Rafsandjani invité au hajj?
Selon l’agence iranienne Mehr News, le roi Abdallah d’Arabie saoudite aurait envoyé une lettre d’invitation à Ali Akbar Hachémi 
Rafsandjani pour le convier à assister au 
pèlerinage, à La Mecque. L’information a été révélée par le conseiller du chef du Conseil de discernement iranien, Gholamali Rajaie. Celui-ci précise qu’il s’agirait de la troisième fois qu’une telle invitation est envoyée par le souverain saoudien. Il a ajouté que la missive était signée d’un accommodant «Abdallah, votre frère».

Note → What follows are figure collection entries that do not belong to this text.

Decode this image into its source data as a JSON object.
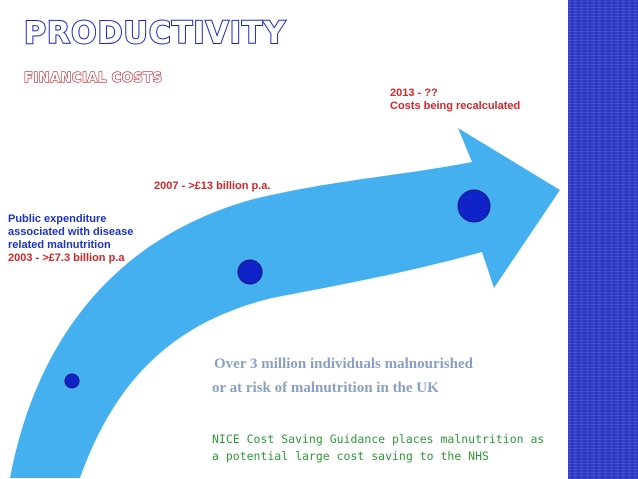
{
  "title": "PRODUCTIVITY",
  "subtitle": "FINANCIAL COSTS",
  "milestones": [
    {
      "lines": [
        "Public expenditure",
        "associated with disease",
        "related malnutrition"
      ],
      "value": "2003 - >£7.3 billion p.a"
    },
    {
      "value": "2007 -  >£13 billion p.a."
    },
    {
      "year": "2013 -  ??",
      "note": "Costs being recalculated"
    }
  ],
  "statement": {
    "line1": "Over 3 million individuals malnourished",
    "line2": "or at risk of malnutrition in the UK"
  },
  "nice": {
    "line1": "NICE Cost Saving Guidance places malnutrition as",
    "line2": "a potential large cost saving to the NHS"
  },
  "colors": {
    "arrow": "#44b0f0",
    "dot": "#0f23c8",
    "red_text": "#d6262b",
    "blue_text": "#1b34c7",
    "green_text": "#2f9a3a"
  }
}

Quant à savoir si Rafsandjani acceptera 
l’invitation, aucune information n’a été livrée.

Le Qatar en embuscade?
Si l’Arabie saoudite ne semble pas encore décidée à renouer complètement des liens solides avec l’Iran, un autre Etat est en 
embuscade.
Le Qatar a affiché son intention d’accroître sa coopération à plusieurs niveaux avec Téhéran. L’ambassadeur du Qatar en Iran, Ibrahim Abdulrahman el-Mighaseibn, s’est en effet entretenu avec le ministre iranien des Affaires étrangères Mohammad Javad Zarif, sur l’expansion de leurs relations, tant sur le plan économique que politique et régional.